Accused rural Little Falls shooter Byron Smith posted bail Tuesday and was released from Morrison County Jail much to the dismay of his alleged victims’ family.
Smith is accused of shooting and killing two Little Falls teens, Nick Brady, 17, and Haile Kifer, 18, Thanksgiving Day when the pair allegedly attempted to burglarize Smith’s rural Little Falls home.
Smith’s conditional bail was reduced Monday in a Morrison County District Court from $1 million dollars bond or $100,000 cash to $500,000 bond or $50,000 cash.
Brady’s grandmother, Bonnie Schaeffel, spoke out for the first time Tuesday.
Schaeffel was present at Smith’s bail reduction hearing Monday with several family members of the teens. Schaeffel said the family is not happy about Smith’s release on bail.
“In my opinion, this man committed a vigilante style killing of two kids,” Schaeffel said, pointing out the shooting happened in broad daylight Thanksgiving Day. “He knew they were kids.”
Schaeffel said attending the hearing Monday was difficult for the family as they sat two rows away from the accused killer of her grandson and his cousin and listened to Assistant District Attorney Todd Kosovich give a detailed account of the audio surveillance taken from Smith’s home.
“It was devastating,” Schaeffel said. According to search warrants obtained by the Morrison County Sheriff’s department, the audio surveillance installed by Smith before the shooting recorded the sounds of the gunshots as they happened.
Schaeffel pointed out that Smith’s attorney Steven Meshbesher asked the court to uphold Smith’s right to a fair trial.
“There is a presumption of innocence,” Meshbesher told the court Monday.
Schaeffel said she only wished Smith had extended the same grace to Brady and Kifer. “We don’t have the death penalty for theft in this country,” she said. “They should have been prosecuted and there should have been consequences.” Schaeffel did not deny Brady and Kifer may have been in Smith’s home illegally, but pointed out that, like Smith, they had no prior criminal records. “They had a right to their day in court,” said Smith, who believes any charges filed against Brady and Kifer would have been misdemeanor charges.

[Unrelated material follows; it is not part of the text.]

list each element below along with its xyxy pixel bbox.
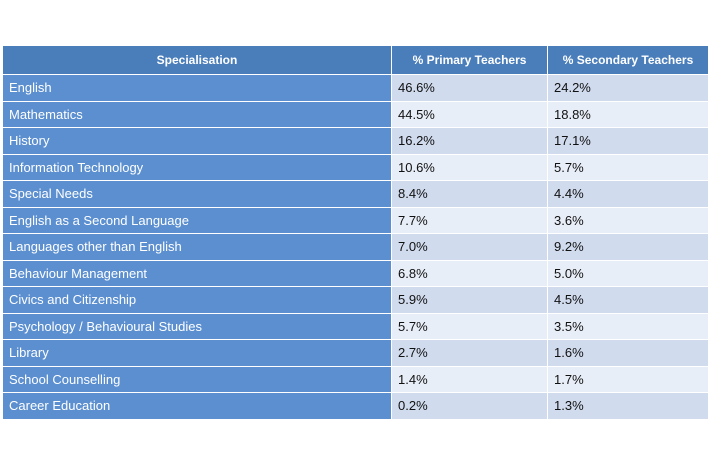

Schaeffel said she is a proponent of gun rights and a homeowner’s right to protect their property, but felt Smith had gone far beyond what Minnesota law considers self-defense. “I support those things, but they have laws around them,” she said. “He could have handled it so many other ways.”
Brady and Kifer were not armed when they entered Smith’s residence. “They didn’t stand a chance,” Schaeffel said.
Smith’s lawyer Steven Meshbesher confirmed from his Minneapolis office Smith was released Tuesday after he posted the conditional bail set by the Morrison County court.
“He fulfilled his legal obligation for release and he was released,” Meshbesher said in a phone interview.
Meshbesher said he didn’t have any comment on the bail reduction hearing Monday. “The hearing speaks for itself,” Meshbesher said. “I made my comments in the courtroom.”
Meshbesher told the court Monday the comments made by Kosovich were dramatic and inappropriate for a court of law.
Meshbesher said Tuesday he felt the judge, under the circumstances did a good job. “It’s a tough situation,” Meshbesher said.
Meshbesher would not comment on the possibility of a change of venue for the case. “I will deal with that issue when it arises,” Meshbesher said, adding it would not be something he would discuss with the media first.
The Morrison County district attorney’s office did not return calls for comment.
Schaeffel said she knows it will difficult to listen to the details of the Thanksgiving Day shooting, but she intends to attend Smith’s trial when it begins. “We’ll be there as often as we can be there,” she said. “It will be hard, but this level of hard we can go through.”